Who can forget RealGore’s pics of the Larsen Ice Shelf breaking up? Well, buzz on down there by Google Earth, and you will find it is reforming. Could breakup have been the result of gravity, not climate?

MichaelC
March 30, 2013 4:08 pm

The Antarctic peninsula has major volcanic sites at Penguin Island and Deception Island. Any statement about warming of the peninsula needs to first rule out any contribution from geothermal activity. For example see: http://www.deceptionisland.aq/volcanic.php

Crystal R. Coldiron
March 31, 2013 1:01 pm

I agree that the melt season for the arctic has increased over the years, mostly due to increased global temperature from increased CO2 emissions. In a current lecture I went to held by Dr. Ryan L. Fogt he told of his studies in the Antarctic and how they have found that the ice sheets have been reducing over the years. His research started in 2002 and from then to 2012 there has been a significant loss in the ice sheets of the Arctic. A case he specifically focused on was the Larsen B ice shelf on the Antarctic Peninsula that broke up that just from January 31, 2002 to March 5, 2002. The Antarctic ozone has been depleting, and in 2006 there was an all-time record ozone hole area of 27 million km^2 (ozonewatch.gsfc.nasa.gov).
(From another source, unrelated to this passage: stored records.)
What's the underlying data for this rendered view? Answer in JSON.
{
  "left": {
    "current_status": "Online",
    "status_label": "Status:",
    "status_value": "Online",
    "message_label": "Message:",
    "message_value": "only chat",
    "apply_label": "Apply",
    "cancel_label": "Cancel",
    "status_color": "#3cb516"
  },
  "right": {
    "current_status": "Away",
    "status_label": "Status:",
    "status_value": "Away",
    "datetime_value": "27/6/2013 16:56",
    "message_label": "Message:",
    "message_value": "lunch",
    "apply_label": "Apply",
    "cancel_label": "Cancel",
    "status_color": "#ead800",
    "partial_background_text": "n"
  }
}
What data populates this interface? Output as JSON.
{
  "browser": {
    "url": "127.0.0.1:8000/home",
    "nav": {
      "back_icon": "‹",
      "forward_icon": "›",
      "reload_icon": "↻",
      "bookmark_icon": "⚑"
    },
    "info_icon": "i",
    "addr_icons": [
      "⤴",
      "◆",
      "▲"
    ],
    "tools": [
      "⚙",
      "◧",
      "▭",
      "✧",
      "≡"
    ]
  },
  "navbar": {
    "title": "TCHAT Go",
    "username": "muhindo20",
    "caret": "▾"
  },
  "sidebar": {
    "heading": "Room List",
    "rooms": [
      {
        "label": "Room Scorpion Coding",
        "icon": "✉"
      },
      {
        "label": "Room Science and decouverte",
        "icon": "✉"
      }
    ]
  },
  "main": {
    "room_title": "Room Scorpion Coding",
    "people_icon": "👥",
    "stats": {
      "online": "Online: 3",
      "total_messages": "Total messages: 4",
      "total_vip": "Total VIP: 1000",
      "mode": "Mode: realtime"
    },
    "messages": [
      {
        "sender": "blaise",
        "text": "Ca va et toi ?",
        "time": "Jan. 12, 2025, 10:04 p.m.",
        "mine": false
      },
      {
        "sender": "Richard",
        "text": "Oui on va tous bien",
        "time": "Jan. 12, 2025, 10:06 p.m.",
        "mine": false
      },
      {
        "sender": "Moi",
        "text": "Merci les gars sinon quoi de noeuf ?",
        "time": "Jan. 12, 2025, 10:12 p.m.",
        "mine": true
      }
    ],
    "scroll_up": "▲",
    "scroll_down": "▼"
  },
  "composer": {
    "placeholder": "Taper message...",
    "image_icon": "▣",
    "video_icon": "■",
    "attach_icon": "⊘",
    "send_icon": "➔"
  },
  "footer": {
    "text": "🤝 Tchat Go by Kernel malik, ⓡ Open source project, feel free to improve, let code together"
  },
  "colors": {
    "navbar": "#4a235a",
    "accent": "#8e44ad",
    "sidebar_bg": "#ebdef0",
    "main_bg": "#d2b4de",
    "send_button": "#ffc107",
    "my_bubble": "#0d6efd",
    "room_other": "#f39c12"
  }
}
Westerly winds may be a cause in the reduction of ice sheets and increased melt water that could be splitting up the glaciers, but increased global temperature is a significant cause too. This article needs more facts though to back it up. Like, by how much has the summer melt season increase over the last 60 years? Did it increase steadily over the 60 years or did it shoot up particularly over certain years? Without this specific data the statements in this article cannot be taken too seriously.